Pequenos agricultores que usam métodos ecológicos se opõem aos bilionários e grandes corporações que usam o zero líquido como desculpa para se apropriar de terras e lucrar com créditos de carbono, controlando o abastecimento de alimentos por métodos industriais prejudiciais ao meio ambiente e à saúde humana.

A chave para uma resposta autêntica, popular e ecologicamente sensata aos seus esforços é descentralizar o poder, sugeriram Shiva e outros críticos do net zero.
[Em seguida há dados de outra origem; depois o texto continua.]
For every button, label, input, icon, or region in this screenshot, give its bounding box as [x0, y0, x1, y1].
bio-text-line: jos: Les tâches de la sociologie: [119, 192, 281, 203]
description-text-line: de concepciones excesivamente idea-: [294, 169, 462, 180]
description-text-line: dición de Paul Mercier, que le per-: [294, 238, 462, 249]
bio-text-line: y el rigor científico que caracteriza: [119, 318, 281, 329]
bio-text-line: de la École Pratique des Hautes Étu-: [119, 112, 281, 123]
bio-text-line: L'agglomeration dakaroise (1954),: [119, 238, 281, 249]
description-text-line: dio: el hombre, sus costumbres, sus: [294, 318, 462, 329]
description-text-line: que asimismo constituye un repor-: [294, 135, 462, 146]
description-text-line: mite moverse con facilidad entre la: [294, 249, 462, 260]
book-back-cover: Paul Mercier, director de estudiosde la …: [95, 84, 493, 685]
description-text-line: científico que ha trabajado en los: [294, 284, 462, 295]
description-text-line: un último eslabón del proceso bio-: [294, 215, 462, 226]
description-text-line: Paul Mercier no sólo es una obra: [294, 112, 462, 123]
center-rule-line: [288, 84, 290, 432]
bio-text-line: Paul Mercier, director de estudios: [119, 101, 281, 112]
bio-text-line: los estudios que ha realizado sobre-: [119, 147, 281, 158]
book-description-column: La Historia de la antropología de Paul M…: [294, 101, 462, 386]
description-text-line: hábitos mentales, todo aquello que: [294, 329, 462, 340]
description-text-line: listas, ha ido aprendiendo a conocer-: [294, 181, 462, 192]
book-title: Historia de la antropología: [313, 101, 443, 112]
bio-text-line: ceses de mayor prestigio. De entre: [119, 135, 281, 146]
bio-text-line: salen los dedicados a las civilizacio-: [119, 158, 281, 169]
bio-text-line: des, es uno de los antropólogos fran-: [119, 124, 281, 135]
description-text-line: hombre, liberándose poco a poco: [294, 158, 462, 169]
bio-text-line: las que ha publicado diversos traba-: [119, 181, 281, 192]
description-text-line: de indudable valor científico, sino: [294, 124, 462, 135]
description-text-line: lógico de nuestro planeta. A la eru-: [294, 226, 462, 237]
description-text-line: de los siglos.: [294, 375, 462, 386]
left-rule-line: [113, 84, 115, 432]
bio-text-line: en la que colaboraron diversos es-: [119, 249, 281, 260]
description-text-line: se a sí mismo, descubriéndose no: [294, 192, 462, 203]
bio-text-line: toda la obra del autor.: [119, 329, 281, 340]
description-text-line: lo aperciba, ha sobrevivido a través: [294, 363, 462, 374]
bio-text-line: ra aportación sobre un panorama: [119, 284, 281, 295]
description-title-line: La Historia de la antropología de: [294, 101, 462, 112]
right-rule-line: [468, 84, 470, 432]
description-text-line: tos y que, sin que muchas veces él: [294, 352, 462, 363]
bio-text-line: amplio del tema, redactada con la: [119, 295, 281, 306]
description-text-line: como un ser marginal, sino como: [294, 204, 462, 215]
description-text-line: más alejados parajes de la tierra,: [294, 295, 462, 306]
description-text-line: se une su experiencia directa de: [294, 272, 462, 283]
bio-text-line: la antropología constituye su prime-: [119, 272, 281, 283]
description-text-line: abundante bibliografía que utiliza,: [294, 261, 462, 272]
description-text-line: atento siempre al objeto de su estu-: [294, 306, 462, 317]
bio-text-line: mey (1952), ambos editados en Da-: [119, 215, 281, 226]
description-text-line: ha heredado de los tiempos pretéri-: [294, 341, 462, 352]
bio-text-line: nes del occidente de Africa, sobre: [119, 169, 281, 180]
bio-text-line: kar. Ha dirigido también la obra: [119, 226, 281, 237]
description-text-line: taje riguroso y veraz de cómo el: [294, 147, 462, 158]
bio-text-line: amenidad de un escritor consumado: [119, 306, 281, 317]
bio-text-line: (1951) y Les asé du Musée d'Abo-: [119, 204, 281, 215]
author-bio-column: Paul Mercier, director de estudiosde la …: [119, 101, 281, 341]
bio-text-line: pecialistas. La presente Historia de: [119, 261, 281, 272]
Esquemas financeiros como net zero que fingem lidar com a mudança climática, mas na realidade permitem que o 1% mais rico concentre poder sobre terras agrícolas e alimentos, lucrem com tecnologias duvidosas e exerçam controle financeiro sobre atividades humanas que produzem carbono – “praticamente todas as atividades humanas,” nas palavras de Gates – deve ser rejeitado.

Uma “mudança da globalização impulsionada por corporações multinacionais para a localização progressiva de nossas economias tornou-se um imperativo ecológico e social”, escreveu Shiva , “para proteger tanto a vida das pessoas quanto o meio ambiente”.

As visões e opiniões expressas neste artigo são de responsabilidade dos autores e não refletem necessariamente as opiniões da Children’s Health Defense.